In our special summer series on rest we have covered why grad students are bad at resting, and what activities definitely do not count as rest.
In the next part of this series, we are introducing four essential types of rest. Like a well-balanced diet blends your macro-nutrients so a well-balanced schedule will mix your types of rest. Each of these types of rest has their advantages for your brain and for your work.
In this post, we will go over each type of rest and in the next week we will take a more in-depth look at why need these types of rest and how to get them.
Mindfulness: You’ve probably heard a lot about mindfulness. It’s touted as a panacea for the ills of our modern age. Hell, incorporating mindfulness is part of our mission statement because there is some promising research and what it can do for the anxious and overworked. However, Mindfulness is sort of like the aspirin of mental health: in certain conditions it’s good to have some every day but it’s a preventative measure or temporary relief–not a cure.
Mindlessness: You may not have heard as much about mindlessness but it is what it sounds like. It is the state in which you zone out and you’re not thinking of anything. Mindlessness is, in my opinion, the type of rest graduate students in the humanities are most desperate for. If I had a dollar for every time a humanities graduate student told me they couldn’t have fun anymore (e.g. enjoy video games, romance novels, movies) because they couldn’t turn their brain off, well, then I wouldn’t be working on this site–I’d be relaxing mindlessly in Hawaii.

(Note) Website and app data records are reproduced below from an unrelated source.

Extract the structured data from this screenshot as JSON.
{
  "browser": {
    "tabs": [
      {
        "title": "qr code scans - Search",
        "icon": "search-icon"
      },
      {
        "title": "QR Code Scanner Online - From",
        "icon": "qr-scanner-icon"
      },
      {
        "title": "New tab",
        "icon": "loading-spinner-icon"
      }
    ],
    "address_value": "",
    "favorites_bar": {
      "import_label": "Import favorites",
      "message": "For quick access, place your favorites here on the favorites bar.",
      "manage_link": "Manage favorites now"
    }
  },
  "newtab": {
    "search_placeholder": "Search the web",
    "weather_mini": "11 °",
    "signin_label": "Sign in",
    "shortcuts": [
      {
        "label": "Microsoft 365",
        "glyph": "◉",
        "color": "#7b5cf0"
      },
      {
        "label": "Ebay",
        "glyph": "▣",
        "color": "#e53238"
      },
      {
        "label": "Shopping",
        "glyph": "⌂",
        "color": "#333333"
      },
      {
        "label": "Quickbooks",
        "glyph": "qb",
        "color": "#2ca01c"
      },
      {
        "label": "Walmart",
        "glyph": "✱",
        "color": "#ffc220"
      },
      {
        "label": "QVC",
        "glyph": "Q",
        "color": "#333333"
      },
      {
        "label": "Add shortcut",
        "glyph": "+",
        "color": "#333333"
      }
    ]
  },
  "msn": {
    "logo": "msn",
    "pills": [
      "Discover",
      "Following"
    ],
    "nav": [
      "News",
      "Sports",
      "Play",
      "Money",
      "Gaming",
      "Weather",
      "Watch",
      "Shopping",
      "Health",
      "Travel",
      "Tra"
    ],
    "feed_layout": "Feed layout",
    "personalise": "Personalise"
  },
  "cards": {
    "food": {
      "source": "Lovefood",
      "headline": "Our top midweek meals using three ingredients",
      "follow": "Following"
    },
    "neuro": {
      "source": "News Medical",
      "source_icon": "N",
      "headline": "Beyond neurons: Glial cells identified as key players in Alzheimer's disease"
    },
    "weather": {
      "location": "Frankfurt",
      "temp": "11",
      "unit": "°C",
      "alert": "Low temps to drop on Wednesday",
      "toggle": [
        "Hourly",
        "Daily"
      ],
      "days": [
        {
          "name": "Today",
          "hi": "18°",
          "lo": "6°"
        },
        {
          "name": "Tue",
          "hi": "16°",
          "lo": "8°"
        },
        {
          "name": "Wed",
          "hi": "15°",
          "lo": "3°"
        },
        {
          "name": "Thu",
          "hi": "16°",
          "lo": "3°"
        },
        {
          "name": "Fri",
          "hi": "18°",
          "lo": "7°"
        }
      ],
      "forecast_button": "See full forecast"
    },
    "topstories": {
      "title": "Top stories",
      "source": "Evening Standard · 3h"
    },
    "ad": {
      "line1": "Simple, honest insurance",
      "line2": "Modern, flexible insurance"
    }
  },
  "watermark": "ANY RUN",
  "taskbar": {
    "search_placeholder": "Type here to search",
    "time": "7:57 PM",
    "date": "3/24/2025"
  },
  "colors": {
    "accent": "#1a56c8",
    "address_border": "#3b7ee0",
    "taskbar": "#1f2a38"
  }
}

Flow: When I think of flow I think of math and the pleasure of losing myself in a problem. The flow state is that magical time when you are working on a difficult, but solvable, problem and you lose yourself in it. Writing feels best when you manage to get yourself into a flow state. If you don’t like math you may be familiar with flow from an absorbing workout, a crossword, a puzzle or some other endeavor that involves pleasurably losing yourself in the moment.
Wonder: Wonder is the rocket fuel of graduate study. Without wonder completing the degree relies on determination and willpower. Unfortunately, willpower doesn’t really exist so that’s a difficult and doomed endeavor. Wonder is the state of seeing yourself as a small part of a very big universe. It is perspective and it is vital to graduate study. Every graduate student I have ever met became a graduate student because they had wonder–they saw a big puzzle that captivated their attention and they wanted to be a part of solving it.
These forms of rest are not mutually exclusive. It’s possible that a mindfulness exercise could induce a state of wonder. You might indulge in a bit of wonder leading to mindlessness. A little bit of wonder might help get you into a flow state, and so it goes.